Compute cluster bathed in purple and gold. Image courtesy John Livzey.

Many of us benefit from interactivity with our smartphones, tablets, computers, or touchscreens. We’re able to see and hear data and media – and, depending on the format, we’re also able to swipe, stretch, and flip it. Unfortunately, when working with large supercomputing clusters, scientists and researchers don’t experience all of the advantages interactivity provides. That is changing, though, due in part to research at Louisiana State University’s (LSU’s) Center for Computation & Technology (CCT), US.

In 2011, CCT researchers began envisioning what interactivity with powerful supercomputers might entail. CCT’s Brygg Ullmer, an associate professor of computer science at LSU and primary investigator on a $1 million dollar US National Science Foundation grant, is leading a team of 40 co-investigators across 11 departments in five colleges. Their goal is to develop Melete – a system that integrates an interaction-oriented compute cluster with tangible interfaces – to support collaborative research and the classroom.

“In classrooms, laboratories, and meeting rooms, faculty today choose between real-time interaction with the limited capability of a laptop (or podium PC) or no interaction at all,” says Ulmer. “Through Hollywood, everyone is aware of the simulation potentials of large-scale computation. We aspire to bring some of these powers of interactive hurricane simulations, of flowing hair and animation work, to what students and faculty are controlling and experiencing live in the classroom, as well as at research meetings.”
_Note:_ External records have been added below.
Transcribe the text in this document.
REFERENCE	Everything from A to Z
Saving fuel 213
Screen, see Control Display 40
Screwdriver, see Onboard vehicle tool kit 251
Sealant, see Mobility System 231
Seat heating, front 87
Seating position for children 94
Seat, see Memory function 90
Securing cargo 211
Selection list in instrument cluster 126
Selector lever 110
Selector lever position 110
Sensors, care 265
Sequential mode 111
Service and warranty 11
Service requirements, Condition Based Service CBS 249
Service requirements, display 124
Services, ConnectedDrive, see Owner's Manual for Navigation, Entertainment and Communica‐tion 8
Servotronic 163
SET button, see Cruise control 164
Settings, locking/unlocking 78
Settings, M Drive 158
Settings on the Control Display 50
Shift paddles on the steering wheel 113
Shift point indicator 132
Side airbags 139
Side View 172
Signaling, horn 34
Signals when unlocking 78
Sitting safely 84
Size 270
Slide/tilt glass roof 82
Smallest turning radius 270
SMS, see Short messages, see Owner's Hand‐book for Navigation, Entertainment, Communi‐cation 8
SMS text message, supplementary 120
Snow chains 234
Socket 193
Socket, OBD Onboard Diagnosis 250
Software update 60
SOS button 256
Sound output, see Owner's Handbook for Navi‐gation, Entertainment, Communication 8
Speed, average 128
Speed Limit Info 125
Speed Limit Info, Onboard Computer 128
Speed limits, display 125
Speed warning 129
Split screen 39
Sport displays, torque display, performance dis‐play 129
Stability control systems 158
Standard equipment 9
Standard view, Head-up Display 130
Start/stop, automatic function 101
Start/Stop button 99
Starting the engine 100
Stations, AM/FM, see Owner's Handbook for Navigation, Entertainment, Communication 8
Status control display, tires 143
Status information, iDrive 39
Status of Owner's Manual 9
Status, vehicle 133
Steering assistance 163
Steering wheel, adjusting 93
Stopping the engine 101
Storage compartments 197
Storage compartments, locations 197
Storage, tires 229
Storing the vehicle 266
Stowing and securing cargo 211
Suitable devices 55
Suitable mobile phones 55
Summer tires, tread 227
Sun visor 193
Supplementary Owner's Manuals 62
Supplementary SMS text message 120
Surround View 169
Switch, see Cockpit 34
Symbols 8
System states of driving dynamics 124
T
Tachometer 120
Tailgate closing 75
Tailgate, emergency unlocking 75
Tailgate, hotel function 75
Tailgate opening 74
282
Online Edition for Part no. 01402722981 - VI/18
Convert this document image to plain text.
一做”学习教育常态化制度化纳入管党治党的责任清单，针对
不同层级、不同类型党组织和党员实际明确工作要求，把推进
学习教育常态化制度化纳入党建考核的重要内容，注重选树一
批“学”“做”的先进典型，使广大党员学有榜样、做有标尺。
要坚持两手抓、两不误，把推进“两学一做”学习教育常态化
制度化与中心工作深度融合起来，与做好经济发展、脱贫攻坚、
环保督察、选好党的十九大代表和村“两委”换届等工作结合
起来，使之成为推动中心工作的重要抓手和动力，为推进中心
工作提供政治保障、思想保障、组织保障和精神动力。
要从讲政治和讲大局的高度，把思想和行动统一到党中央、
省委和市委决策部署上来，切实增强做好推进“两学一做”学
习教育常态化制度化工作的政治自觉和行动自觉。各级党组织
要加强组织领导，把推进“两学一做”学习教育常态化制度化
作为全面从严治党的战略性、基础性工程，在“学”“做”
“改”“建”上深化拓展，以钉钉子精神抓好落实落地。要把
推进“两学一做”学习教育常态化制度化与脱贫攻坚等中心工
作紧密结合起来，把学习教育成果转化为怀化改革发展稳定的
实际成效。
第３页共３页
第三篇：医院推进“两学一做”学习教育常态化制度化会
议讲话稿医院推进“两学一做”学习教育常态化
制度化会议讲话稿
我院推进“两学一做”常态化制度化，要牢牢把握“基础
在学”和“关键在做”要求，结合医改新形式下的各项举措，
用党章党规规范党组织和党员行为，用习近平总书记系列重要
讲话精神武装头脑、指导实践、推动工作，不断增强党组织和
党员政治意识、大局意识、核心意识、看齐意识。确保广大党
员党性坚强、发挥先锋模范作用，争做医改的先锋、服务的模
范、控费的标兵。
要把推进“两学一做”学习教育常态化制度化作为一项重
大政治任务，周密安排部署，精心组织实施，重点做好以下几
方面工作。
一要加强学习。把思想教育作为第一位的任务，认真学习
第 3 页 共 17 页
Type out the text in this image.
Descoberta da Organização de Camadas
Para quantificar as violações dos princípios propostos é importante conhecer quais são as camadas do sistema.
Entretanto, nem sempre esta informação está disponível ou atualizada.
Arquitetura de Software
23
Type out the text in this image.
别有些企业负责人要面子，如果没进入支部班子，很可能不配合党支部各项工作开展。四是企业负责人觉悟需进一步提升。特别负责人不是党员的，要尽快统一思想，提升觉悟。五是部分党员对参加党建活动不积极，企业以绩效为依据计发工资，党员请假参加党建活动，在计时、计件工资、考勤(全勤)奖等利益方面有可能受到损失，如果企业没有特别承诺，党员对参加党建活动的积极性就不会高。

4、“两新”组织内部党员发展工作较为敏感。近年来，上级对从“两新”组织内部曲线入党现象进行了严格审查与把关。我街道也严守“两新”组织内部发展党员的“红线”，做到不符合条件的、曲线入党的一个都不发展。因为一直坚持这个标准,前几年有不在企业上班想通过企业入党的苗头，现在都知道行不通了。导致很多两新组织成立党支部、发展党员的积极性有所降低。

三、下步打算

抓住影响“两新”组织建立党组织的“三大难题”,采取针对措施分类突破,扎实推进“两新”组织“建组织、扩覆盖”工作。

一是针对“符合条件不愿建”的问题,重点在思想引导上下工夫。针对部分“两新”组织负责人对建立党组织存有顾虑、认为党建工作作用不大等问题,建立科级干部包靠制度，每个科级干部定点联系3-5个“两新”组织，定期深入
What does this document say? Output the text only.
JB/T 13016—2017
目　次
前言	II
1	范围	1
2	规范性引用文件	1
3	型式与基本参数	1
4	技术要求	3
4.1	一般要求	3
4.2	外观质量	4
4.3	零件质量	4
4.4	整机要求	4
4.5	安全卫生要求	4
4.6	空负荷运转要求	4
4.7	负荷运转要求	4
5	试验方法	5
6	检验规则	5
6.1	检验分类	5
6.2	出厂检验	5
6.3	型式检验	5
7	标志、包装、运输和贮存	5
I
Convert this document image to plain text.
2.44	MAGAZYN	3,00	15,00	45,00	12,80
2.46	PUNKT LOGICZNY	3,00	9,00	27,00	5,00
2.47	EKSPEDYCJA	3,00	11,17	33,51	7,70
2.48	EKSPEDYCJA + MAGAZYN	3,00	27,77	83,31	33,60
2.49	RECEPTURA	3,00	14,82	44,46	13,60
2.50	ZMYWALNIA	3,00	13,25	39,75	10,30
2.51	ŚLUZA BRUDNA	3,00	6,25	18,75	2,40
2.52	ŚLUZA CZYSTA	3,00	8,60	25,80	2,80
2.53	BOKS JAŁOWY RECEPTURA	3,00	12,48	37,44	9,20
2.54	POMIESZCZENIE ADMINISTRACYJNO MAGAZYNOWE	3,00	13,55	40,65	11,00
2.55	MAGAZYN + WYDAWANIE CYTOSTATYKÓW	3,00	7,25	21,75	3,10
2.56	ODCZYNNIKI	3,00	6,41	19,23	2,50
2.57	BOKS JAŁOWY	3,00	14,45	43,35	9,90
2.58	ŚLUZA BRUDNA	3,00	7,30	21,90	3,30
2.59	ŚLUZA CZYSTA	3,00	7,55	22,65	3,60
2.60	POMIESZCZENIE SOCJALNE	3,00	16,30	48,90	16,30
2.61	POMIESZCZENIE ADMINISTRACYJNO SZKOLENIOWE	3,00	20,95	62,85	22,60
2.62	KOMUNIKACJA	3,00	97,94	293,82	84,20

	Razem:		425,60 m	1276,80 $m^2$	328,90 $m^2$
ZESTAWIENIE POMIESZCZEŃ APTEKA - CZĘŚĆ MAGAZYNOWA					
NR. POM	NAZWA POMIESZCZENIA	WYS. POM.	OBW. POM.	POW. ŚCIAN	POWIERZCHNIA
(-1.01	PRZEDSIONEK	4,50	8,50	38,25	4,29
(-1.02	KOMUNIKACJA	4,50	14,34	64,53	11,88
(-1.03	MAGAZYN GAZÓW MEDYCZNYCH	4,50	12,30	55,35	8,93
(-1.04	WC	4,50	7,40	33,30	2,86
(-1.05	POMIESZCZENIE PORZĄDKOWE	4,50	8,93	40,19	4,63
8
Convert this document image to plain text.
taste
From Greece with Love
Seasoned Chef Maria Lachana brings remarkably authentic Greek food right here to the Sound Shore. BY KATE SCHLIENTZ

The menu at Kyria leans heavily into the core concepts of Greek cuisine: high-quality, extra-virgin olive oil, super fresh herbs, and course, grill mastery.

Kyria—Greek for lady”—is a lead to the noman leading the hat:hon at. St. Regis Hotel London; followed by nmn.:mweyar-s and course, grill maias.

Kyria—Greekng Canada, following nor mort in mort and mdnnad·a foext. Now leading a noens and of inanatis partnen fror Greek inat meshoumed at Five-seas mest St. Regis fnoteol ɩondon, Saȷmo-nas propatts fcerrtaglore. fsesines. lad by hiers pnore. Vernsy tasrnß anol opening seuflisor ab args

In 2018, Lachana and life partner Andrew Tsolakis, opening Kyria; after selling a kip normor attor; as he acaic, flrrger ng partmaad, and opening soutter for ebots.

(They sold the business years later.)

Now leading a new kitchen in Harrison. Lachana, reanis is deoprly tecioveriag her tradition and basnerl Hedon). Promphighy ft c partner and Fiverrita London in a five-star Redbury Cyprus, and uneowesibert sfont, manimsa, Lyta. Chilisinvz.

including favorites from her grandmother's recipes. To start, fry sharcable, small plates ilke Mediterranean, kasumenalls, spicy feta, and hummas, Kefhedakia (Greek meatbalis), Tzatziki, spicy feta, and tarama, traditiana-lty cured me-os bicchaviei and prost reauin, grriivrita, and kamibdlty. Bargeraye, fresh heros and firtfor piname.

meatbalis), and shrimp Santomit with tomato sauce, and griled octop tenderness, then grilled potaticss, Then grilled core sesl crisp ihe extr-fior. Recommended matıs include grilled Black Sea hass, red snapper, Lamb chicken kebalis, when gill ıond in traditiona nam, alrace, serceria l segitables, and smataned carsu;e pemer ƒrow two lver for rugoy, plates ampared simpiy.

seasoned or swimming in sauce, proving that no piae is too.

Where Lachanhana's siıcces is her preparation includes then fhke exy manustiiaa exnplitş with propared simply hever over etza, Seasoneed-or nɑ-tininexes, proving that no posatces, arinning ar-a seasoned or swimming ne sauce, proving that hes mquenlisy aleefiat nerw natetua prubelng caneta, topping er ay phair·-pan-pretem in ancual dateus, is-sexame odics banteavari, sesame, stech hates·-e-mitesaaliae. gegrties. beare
iPad Mini. Image courtesy www.ndtv.com.

Chris Branton, CCT’s IT consultant and adjunct faculty of computer science, has been leading software infrastructure development for the project. “Typically, a high-performance computer would feature one head node coupled with several slave nodes,” Branton says. “In contrast, Melete features several interactive face nodes in addition to the head node. The face nodes are a combination of dynamic screens, passive printed visuals, addressable LEDs, and other interactive elements to give interactive control of the machine to authorized users. We plan to place them in labs, meeting spaces, and classrooms, both at CCT and elsewhere on LSU’s campus.”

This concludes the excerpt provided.